Additionally, some patients with neuropathy can experience high levels of pain, which is often underestimated by clinicians and, consequently, undertreated (Daousi et al, 2004; Van Acker et al, 2009). It is, therefore, important that clinicians look for painful neuropathy in addition to neuropathy without pain. This can be achieved through the use of the DN4 questionnaire (Bouhassira et al, 2005).
Similarly, a discussion took place regarding the consequences of not using appropriate dressings for patients who do not report pain. It is perhaps even more important to utilise atraumatic dressings in people with insensate feet as the potential to damage sensitive tissues when applying and removing dressings is extremely high when pain is absent. Those who do not report pain may still experience skin trauma, so it is essential that clinicians are alert to this.

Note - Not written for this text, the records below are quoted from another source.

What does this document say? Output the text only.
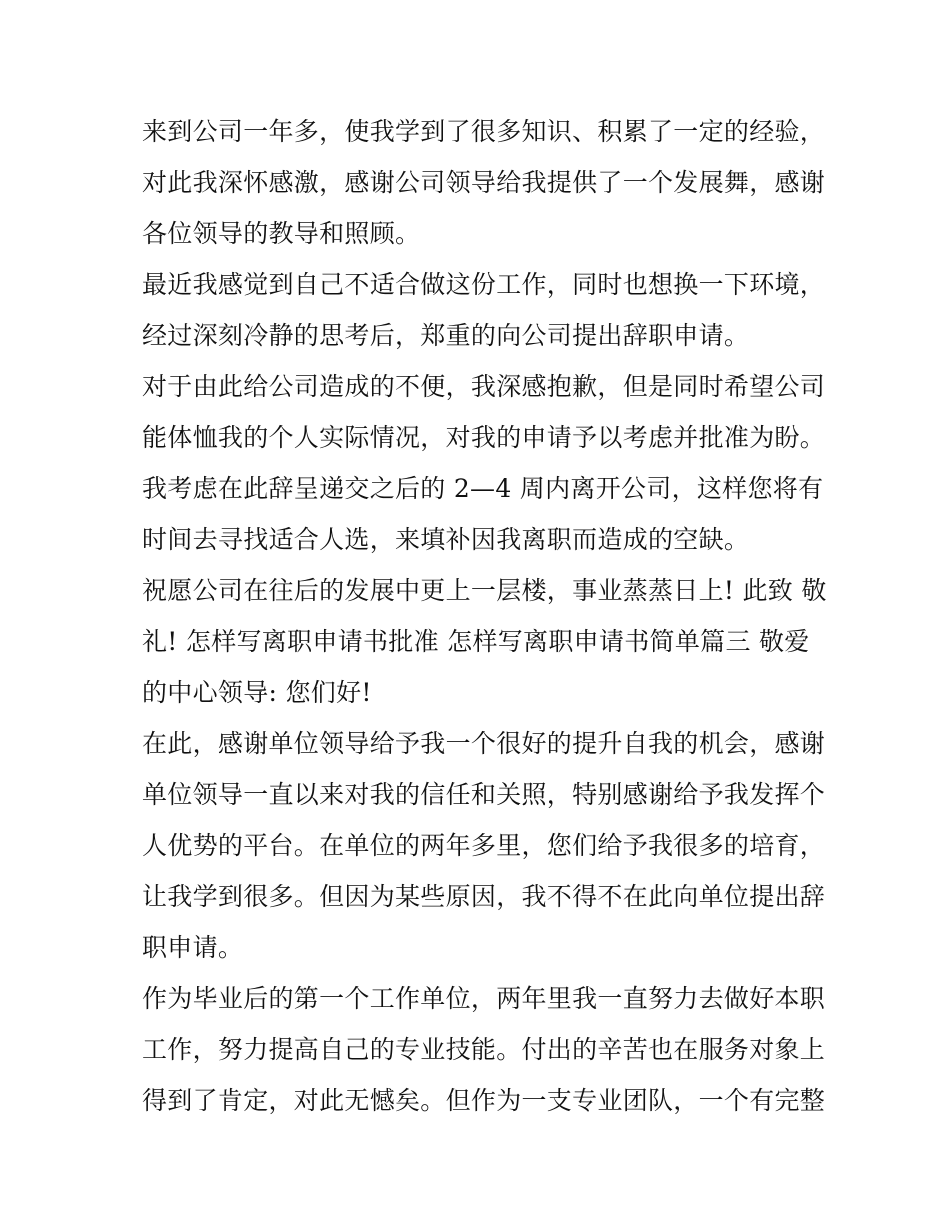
来到公司一年多，使我学到了很多知识、积累了一定的经验，
对此我深怀感激，感谢公司领导给我提供了一个发展舞，感谢
各位领导的教导和照顾。
最近我感觉到自己不适合做这份工作，同时也想换一下环境，
经过深刻冷静的思考后，郑重的向公司提出辞职申请。
对于由此给公司造成的不便，我深感抱歉，但是同时希望公司
能体恤我的个人实际情况，对我的申请予以考虑并批准为盼。
我考虑在此辞呈递交之后的 2—4 周内离开公司，这样您将有
时间去寻找适合人选，来填补因我离职而造成的空缺。
祝愿公司在往后的发展中更上一层楼，事业蒸蒸日上! 此致 敬
礼! 怎样写离职申请书批准 怎样写离职申请书简单篇三 敬爱
的中心领导: 您们好!
在此，感谢单位领导给予我一个很好的提升自我的机会，感谢
单位领导一直以来对我的信任和关照，特别感谢给予我发挥个
人优势的平台。在单位的两年多里，您们给予我很多的培育，
让我学到很多。但因为某些原因，我不得不在此向单位提出辞
职申请。
作为毕业后的第一个工作单位，两年里我一直努力去做好本职
工作，努力提高自己的专业技能。付出的辛苦也在服务对象上
得到了肯定，对此无憾矣。但作为一支专业团队，一个有完整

Finally, another issue raised was that of patient self-management. Patients can exert some control by changing their own dressings, which may reduce the pain they experience and promote faster wound healing. However, this may be risky in relation to the development of infection or skin trauma, so supervision might be needed.
Summary
Several important issues were raised during Dr Richardson’s and Professor Upton’s sessions, as well as from the open discussion that followed. First, we know that people with diabetic foot ulcers do experience pain and many also experience stress in relation to this pain. Second, some people who experience pain, but do not report it (stoics), could be at greater risk of infection and skin trauma as a result of not receiving appropriate information or care.
Others who do not perceive pain, and, therefore, do not report pain, will be at similar risk, due to being unaware of the damage that is being caused. We know that clinicians do not always accurately perceive the amount of pain and stress that a patient experiences, particularly those with neuropathy.

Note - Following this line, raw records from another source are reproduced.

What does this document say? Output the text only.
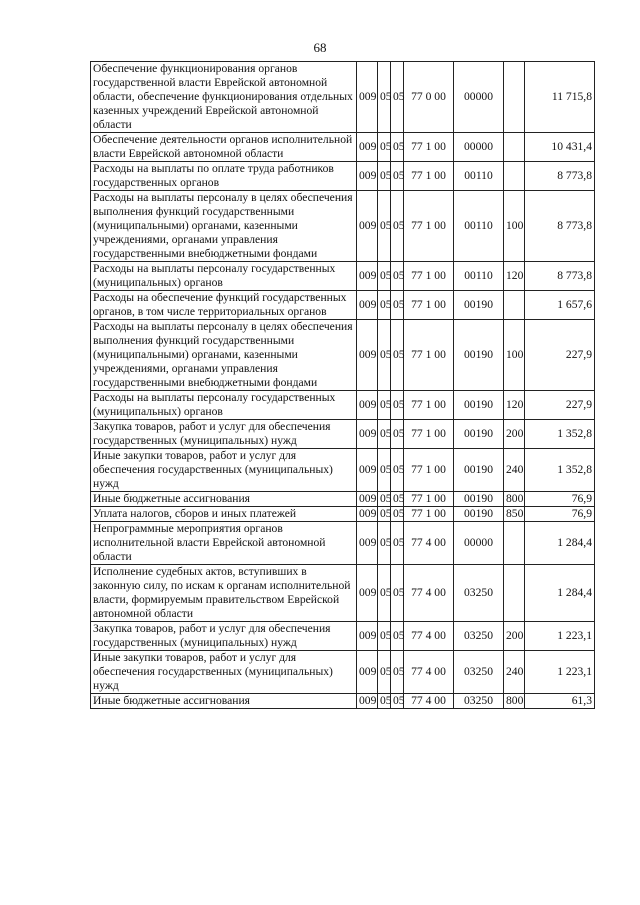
68
Обеспечение функционирования органов государственной власти Еврейской автономной области, обеспечение функционирования отдельных казенных учреждений Еврейской автономной области	009	05	05	77 0 00	00000		11 715,8
Обеспечение деятельности органов исполнительной власти Еврейской автономной области	009	05	05	77 1 00	00000		10 431,4
Расходы на выплаты по оплате труда работников государственных органов	009	05	05	77 1 00	00110		8 773,8
Расходы на выплаты персоналу в целях обеспечения выполнения функций государственными (муниципальными) органами, казенными учреждениями, органами управления государственными внебюджетными фондами	009	05	05	77 1 00	00110	100	8 773,8
Расходы на выплаты персоналу государственных (муниципальных) органов	009	05	05	77 1 00	00110	120	8 773,8
Расходы на обеспечение функций государственных органов, в том числе территориальных органов	009	05	05	77 1 00	00190		1 657,6
Расходы на выплаты персоналу в целях обеспечения выполнения функций государственными (муниципальными) органами, казенными учреждениями, органами управления государственными внебюджетными фондами	009	05	05	77 1 00	00190	100	227,9
Расходы на выплаты персоналу государственных (муниципальных) органов	009	05	05	77 1 00	00190	120	227,9
Закупка товаров, работ и услуг для обеспечения государственных (муниципальных) нужд	009	05	05	77 1 00	00190	200	1 352,8
Иные закупки товаров, работ и услуг для обеспечения государственных (муниципальных) нужд	009	05	05	77 1 00	00190	240	1 352,8
Иные бюджетные ассигнования	009	05	05	77 1 00	00190	800	76,9
Уплата налогов, сборов и иных платежей	009	05	05	77 1 00	00190	850	76,9
Непрограммные мероприятия органов исполнительной власти Еврейской автономной области	009	05	05	77 4 00	00000		1 284,4
Исполнение судебных актов, вступивших в законную силу, по искам к органам исполнительной власти, формируемым правительством Еврейской автономной области	009	05	05	77 4 00	03250		1 284,4
Закупка товаров, работ и услуг для обеспечения государственных (муниципальных) нужд	009	05	05	77 4 00	03250	200	1 223,1
Иные закупки товаров, работ и услуг для обеспечения государственных (муниципальных) нужд	009	05	05	77 4 00	03250	240	1 223,1
Иные бюджетные ассигнования	009	05	05	77 4 00	03250	800	61,3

Since the experience of pain and stress can affect the patient’s wellbeing and delay wound healing, it is important that clinicians assess and understand the patient’s level of pain, so as to identify appropriate approaches and treatments. Pain can be measured using a simple VAS scale, which, despite its limitations, is a quick and easy way of making pain assessment part of clinical practice when working with people with diabetic foot ulcers and other wounds.
The consequences of clinicians failing to assess pain and failing to minimise the experience of pain can include decreased wellbeing of the patient, both physically and psychologically, and delayed wound healing, leading to greater healthcare costs and reduced efficiency in the long term.
Acknowledgement
This report, and the symposia described herein, were sponsored by Mölnlycke Health Care.